Stiff and Davis studied the tendency of CaCO3 scaling of oil field waters (1). Oddo and Tomson derived a simplified method of calculating CaCO3 saturation at high temperatures and pressures (2). Oddo and Tomson also investigated and introduced new saturation indices for barium, strontium, magnesium and calcium sulfates and calcium carbonates (3). Haaberg, Selm and Granbakken investigated scale formation in reservoir and production equipment during oil recovery by presenting a reliable model for the solubility products of scale-forming minerals (4). Straub investigated solubility of CaSO4 and CaCO3 at temperatures between 182° C. to 316° C. (5). It was concluded that CaSO4 and CaCO3 solubility decreases with increasing temperature (5). Yeboah, Somauh, and, Saeed presented a new reliable model for predicting oilfield scale formation (6). This model, in contrast to other models which predict only scaling potential using thermodynamics and limited solubility data, predicts the potential and deposition profile based on extensive thermodynamic and kinetic data.

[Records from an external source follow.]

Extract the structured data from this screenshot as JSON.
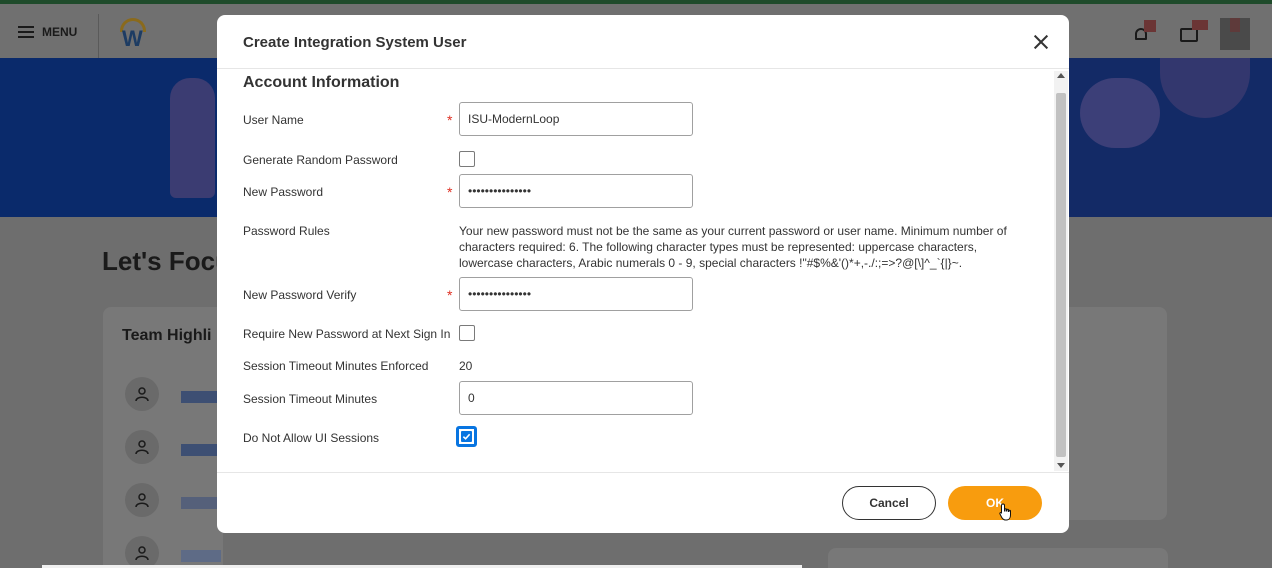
{
  "app": {
    "menu_label": "MENU",
    "logo_letter": "W"
  },
  "background": {
    "focus_title": "Let's Focu",
    "team_title": "Team Highli"
  },
  "modal": {
    "title": "Create Integration System User",
    "section_title": "Account Information",
    "fields": {
      "user_name": {
        "label": "User Name",
        "value": "ISU-ModernLoop",
        "required": "*"
      },
      "generate_random_password": {
        "label": "Generate Random Password",
        "checked": false
      },
      "new_password": {
        "label": "New Password",
        "value": "•••••••••••••••",
        "required": "*"
      },
      "password_rules": {
        "label": "Password Rules",
        "text": "Your new password must not be the same as your current password or user name. Minimum number of characters required: 6. The following character types must be represented: uppercase characters, lowercase characters, Arabic numerals 0 - 9, special characters !\"#$%&'()*+,-./:;=>?@[\\]^_`{|}~."
      },
      "new_password_verify": {
        "label": "New Password Verify",
        "value": "•••••••••••••••",
        "required": "*"
      },
      "require_new_password": {
        "label": "Require New Password at Next Sign In",
        "checked": false
      },
      "session_timeout_enforced": {
        "label": "Session Timeout Minutes Enforced",
        "value": "20"
      },
      "session_timeout_minutes": {
        "label": "Session Timeout Minutes",
        "value": "0"
      },
      "do_not_allow_ui": {
        "label": "Do Not Allow UI Sessions",
        "checked": true
      }
    },
    "buttons": {
      "cancel": "Cancel",
      "ok": "OK"
    }
  },
  "colors": {
    "ok_button": "#f89c0e",
    "required_star": "#de2e21",
    "checkbox_accent": "#0875e1"
  }
}
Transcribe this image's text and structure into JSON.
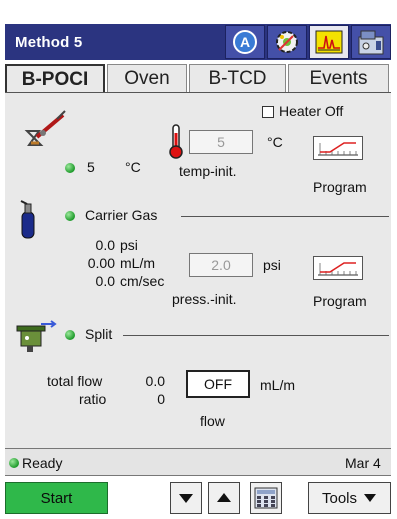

There are numerous models available in the literature (Ref. 1) which address the scale formation potential through solubility index computations. These models are primarily based on stoichiometry of the brine and do not adequately address the reaction rate. Also, a majority of the research has been performed by academia which is somewhat limited to low flow rate and relatively low pressure conditions. The tube tests conducted by flowing a brine solution through a capillary tube at high temperature (and low pressures on the order of a few hundred psi) are effectively utilized for inhibitor comparisons.
These are not suitable for predicting scale growth for more complex geometry, such as that of an interval control valve of the type used to regulate fluid flow into a tubular string. There also appears to be a shortage of mechanical strength data for the scale materials formed over a range of temperatures and pressures commonly encountered in a well downhole.